Because CD111 encodes the entry receptor for the oncolytic virus, its deletion renders the second population of cells resistant to the virus. This allows the resulting SC^N1KO population to survive when they travel to the tumour site and perform a critical job - delivering immune modulators. Other therapies have been developed in which the immune modulator and virus are delivered in the same cell. However, when the virus infects the cancer cell, it kills the cell and the immune modulator is destroyed in the process.

Shah’s approach allows the immune modulators to be delivered in resistant cells so they can do their job effectively. After screening several immune modulators in vivo to identify the best performer, the team chose granulocyte macrophage-colony stimulating factor (GM-CSF), an inflammatory cytokine. GM-CSF works in concert with the SC-oHSV population of cells to recruit immune cells to the tumour, improving tumour clearance.

»We sorted out a viral delivery issue, so we can now use stem cells to deliver the virus. We also sorted out how to deliver immune modulators in patient settings using a different type of cell that is resistant to the virus,« Shah explained.

The team also introduced immune checkpoint blockade, transducing the SC^N1KO cells with a single chain variable fragment (scFv) against PD-1 to combat the immunosuppressive programmed cell death-1 ligand 1 (PD-L1), which is expressed on PTEN-deficient melanoma cells.

Superior in vivo efficacy to existing oncolytic viral approaches

After early experiments using mouse stem cells to treat the original mouse model, the real test of the therapy was in humanised mice using allogeneic adult mesenchymal stem cells. Patient-derived PTEN-deficient MBM tumour cells were first injected intracranially into bone marrow–liver–thymic (BLT) humanised mice.

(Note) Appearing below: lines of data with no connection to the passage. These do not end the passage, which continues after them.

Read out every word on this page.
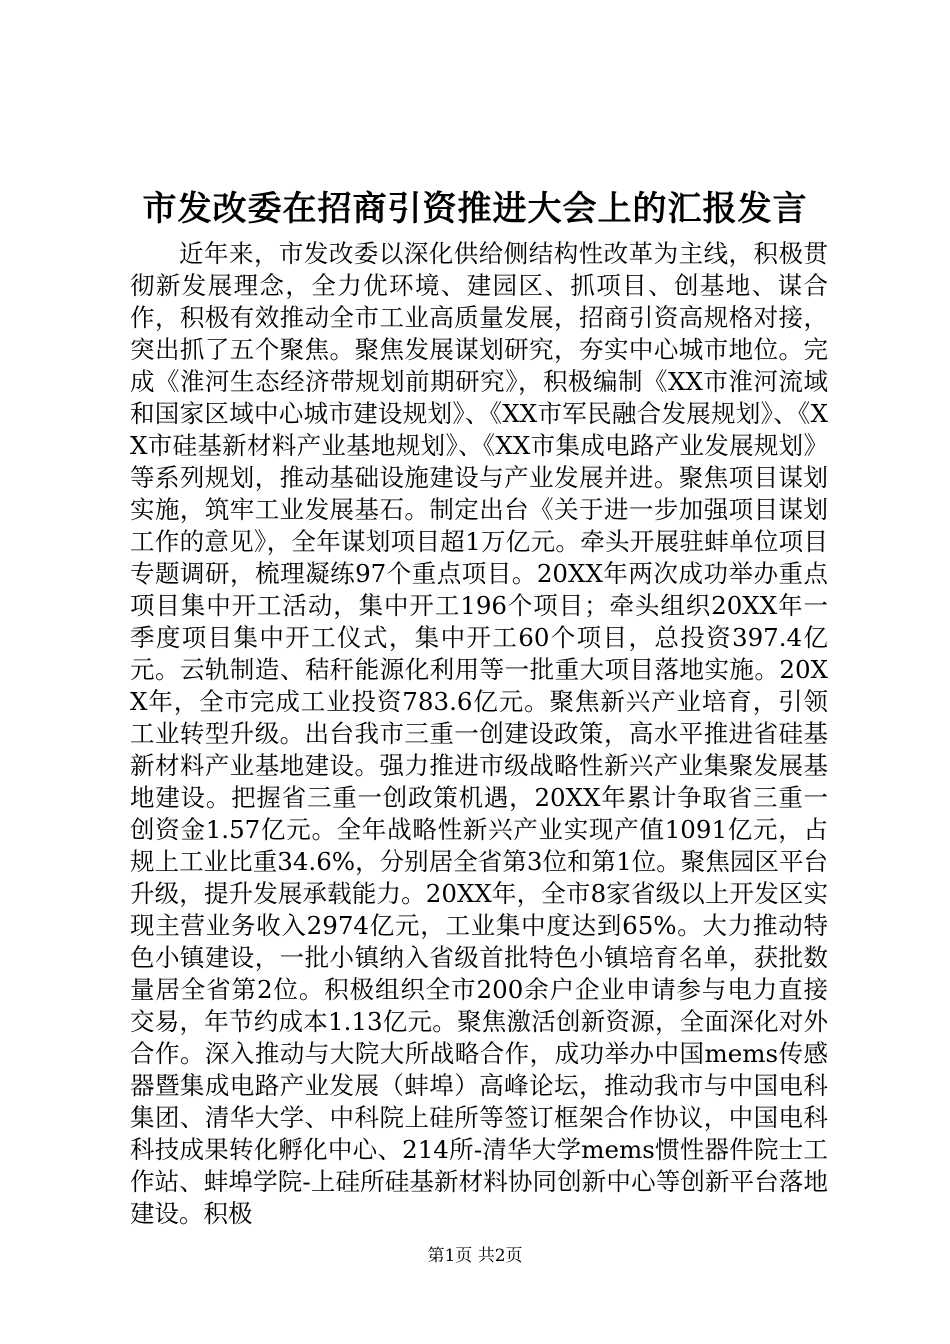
市发改委在招商引资推进大会上的汇报发言

近年来，市发改委以深化供给侧结构性改革为主线，积极贯彻新发展理念，全力优环境、建园区、抓项目、创基地、谋合作，积极有效推动全市工业高质量发展，招商引资高规格对接，突出抓了五个聚焦。聚焦发展谋划研究，夯实中心城市地位。完成《淮河生态经济带规划前期研究》，积极编制《XX市淮河流域和国家区域中心城市建设规划》、《XX市军民融合发展规划》、《XX市硅基新材料产业基地规划》、《XX市集成电路产业发展规划》等系列规划，推动基础设施建设与产业发展并进。聚焦项目谋划实施，筑牢工业发展基石。制定出台《关于进一步加强项目谋划工作的意见》，全年谋划项目超1万亿元。牵头开展驻蚌单位项目专题调研，梳理凝练97个重点项目。20XX年两次成功举办重点项目集中开工活动，集中开工196个项目；牵头组织20XX年一季度项目集中开工仪式，集中开工60个项目，总投资397.4亿元。云轨制造、秸秆能源化利用等一批重大项目落地实施。20XX年，全市完成工业投资783.6亿元。聚焦新兴产业培育，引领工业转型升级。出台我市三重一创建设政策，高水平推进省硅基新材料产业基地建设。强力推进市级战略性新兴产业集聚发展基地建设。把握省三重一创政策机遇，20XX年累计争取省三重一创资金1.57亿元。全年战略性新兴产业实现产值1091亿元，占规上工业比重34.6%，分别居全省第3位和第1位。聚焦园区平台升级，提升发展承载能力。20XX年，全市8家省级以上开发区实现主营业务收入2974亿元，工业集中度达到65%。大力推动特色小镇建设，一批小镇纳入省级首批特色小镇培育名单，获批数量居全省第2位。积极组织全市200余户企业申请参与电力直接交易，年节约成本1.13亿元。聚焦激活创新资源，全面深化对外合作。深入推动与大院大所战略合作，成功举办中国mems传感器暨集成电路产业发展（蚌埠）高峰论坛，推动我市与中国电科集团、清华大学、中科院上硅所等签订框架合作协议，中国电科科技成果转化孵化中心、214所-清华大学mems惯性器件院士工作站、蚌埠学院-上硅所硅基新材料协同创新中心等创新平台落地建设。积极

第1页 共2页
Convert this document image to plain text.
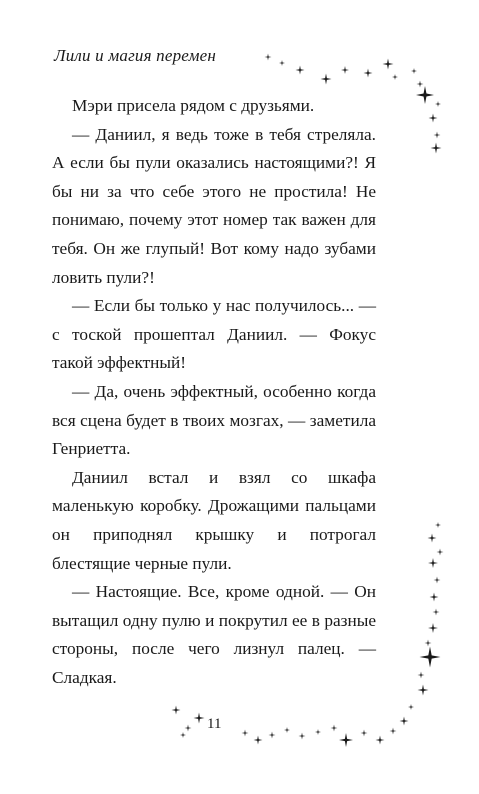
Лили и магия перемен

Мэри присела рядом с друзьями.

— Даниил, я ведь тоже в тебя стреляла. А если бы пули оказались настоящими?! Я бы ни за что себе этого не простила! Не понимаю, почему этот номер так важен для тебя. Он же глупый! Вот кому надо зубами ловить пули?!

— Если бы только у нас получилось... — с тоской прошептал Даниил. — Фокус такой эффектный!

— Да, очень эффектный, особенно когда вся сцена будет в твоих мозгах, — заметила Генриетта.

Даниил встал и взял со шкафа маленькую коробку. Дрожащими пальцами он приподнял крышку и потрогал блестящие черные пули.

— Настоящие. Все, кроме одной. — Он вытащил одну пулю и покрутил ее в разные стороны, после чего лизнул палец. — Сладкая.

11
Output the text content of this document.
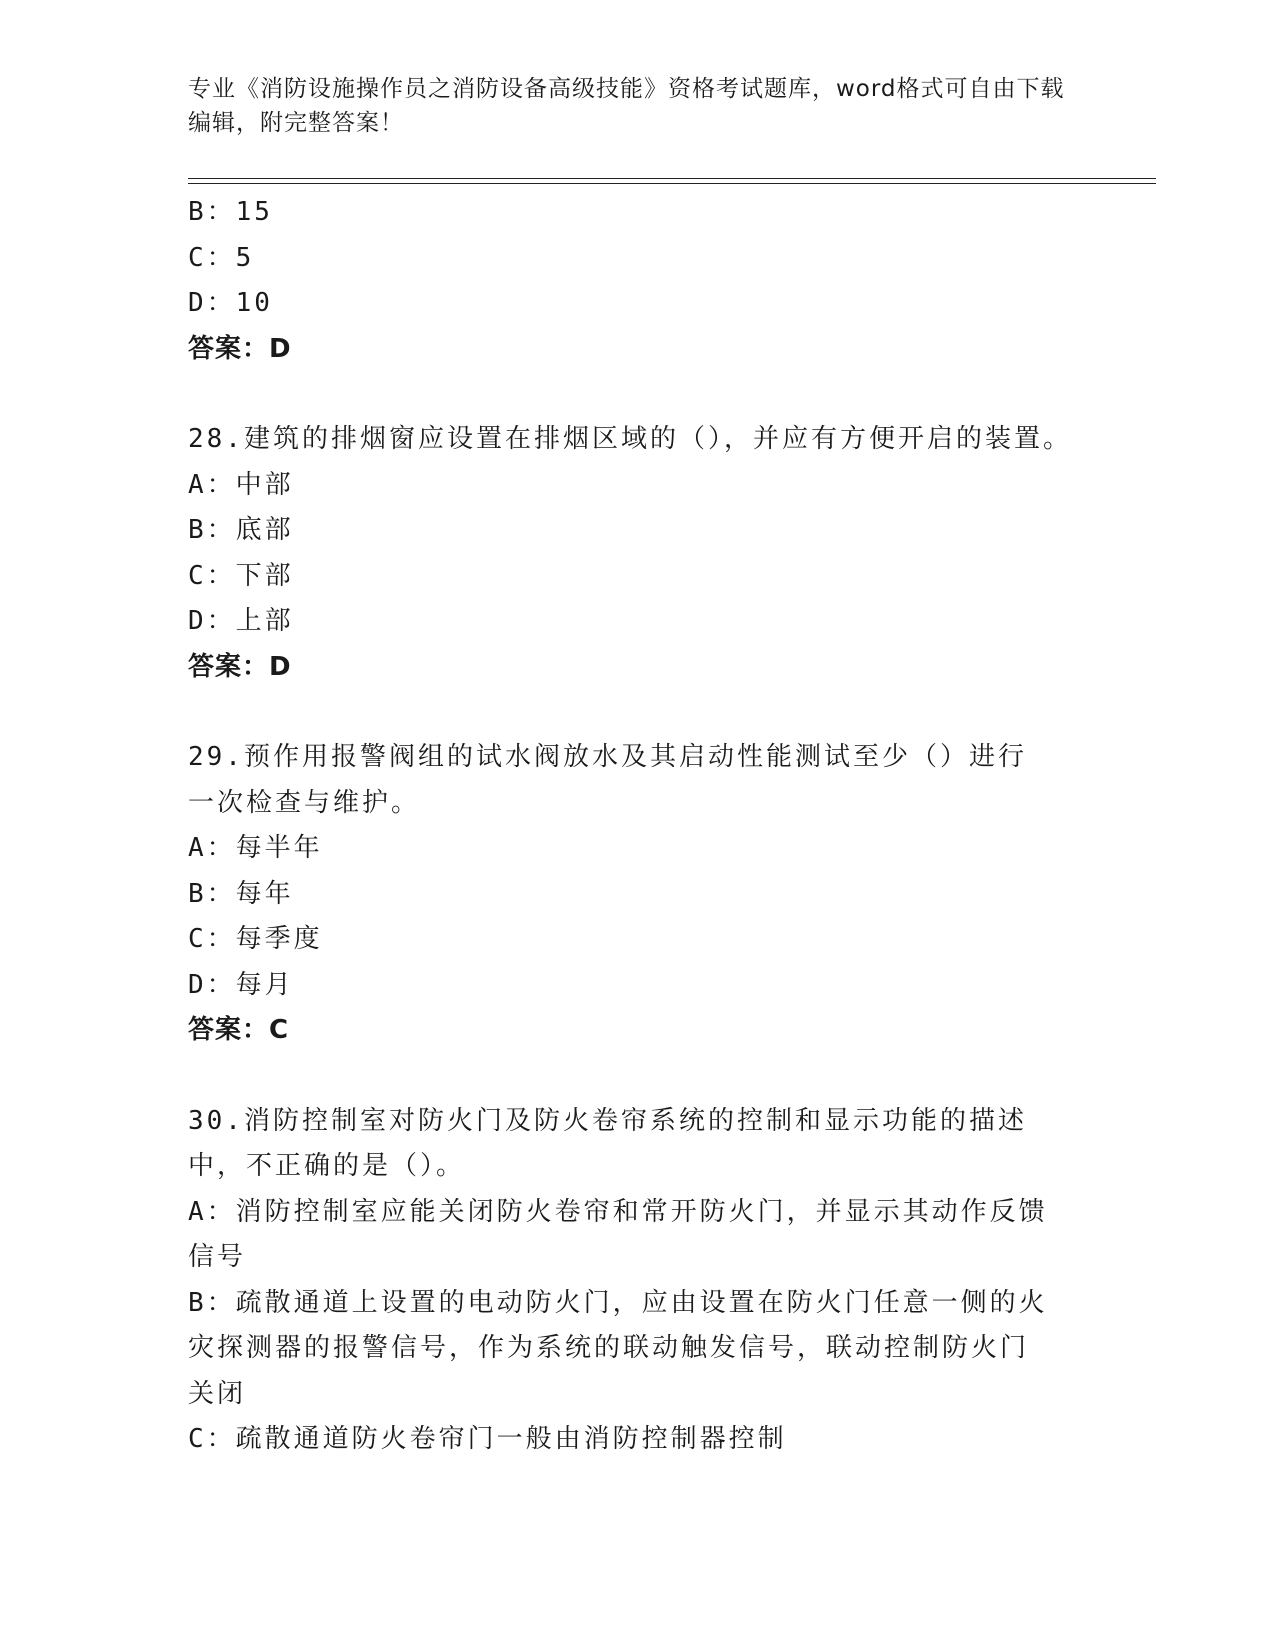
专业《消防设施操作员之消防设备高级技能》资格考试题库，word格式可自由下载编辑，附完整答案！
B：15
C：5
D：10
答案：D
28.建筑的排烟窗应设置在排烟区域的（），并应有方便开启的装置。
A：中部
B：底部
C：下部
D：上部
答案：D
29.预作用报警阀组的试水阀放水及其启动性能测试至少（）进行一次检查与维护。
A：每半年
B：每年
C：每季度
D：每月
答案：C
30.消防控制室对防火门及防火卷帘系统的控制和显示功能的描述中，不正确的是（）。
A：消防控制室应能关闭防火卷帘和常开防火门，并显示其动作反馈信号
B：疏散通道上设置的电动防火门，应由设置在防火门任意一侧的火灾探测器的报警信号，作为系统的联动触发信号，联动控制防火门关闭
C：疏散通道防火卷帘门一般由消防控制器控制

After establishment of LM in the mice, the dual stem cell therapy was delivered to the tumour site via intrathecal injection. The treatment was able to significantly suppress tumour growth and increase survival of the mice, without causing a loss of body weight. Subsequent immune profiling analysis revealed that the therapy activated a strong immune cell response, with increases in CD45+ cells, both CD4+CD3+ and CD8+CD3+ T cells, and CD11c+ dendritic cells.

These results show that, in animal models, the new treatment has greater therapeutic efficacy than existing oncolytic viral treatments. Because the cells used are allogeneic and can be easily banked under good manufacturing practice (GMP) requirements, this approach is a strong candidate for an ‘off-the-shelf’ cellular immunotherapy. There are also fewer safety concerns than other types of allogeneic cell therapies.

»These are bone marrow-derived cells, which are usually less immunogenic, particularly in the brain, and they don’t get rejected. Another advantage is that they are readily available ‘off-the-shelf’ for patients,« Shah commented.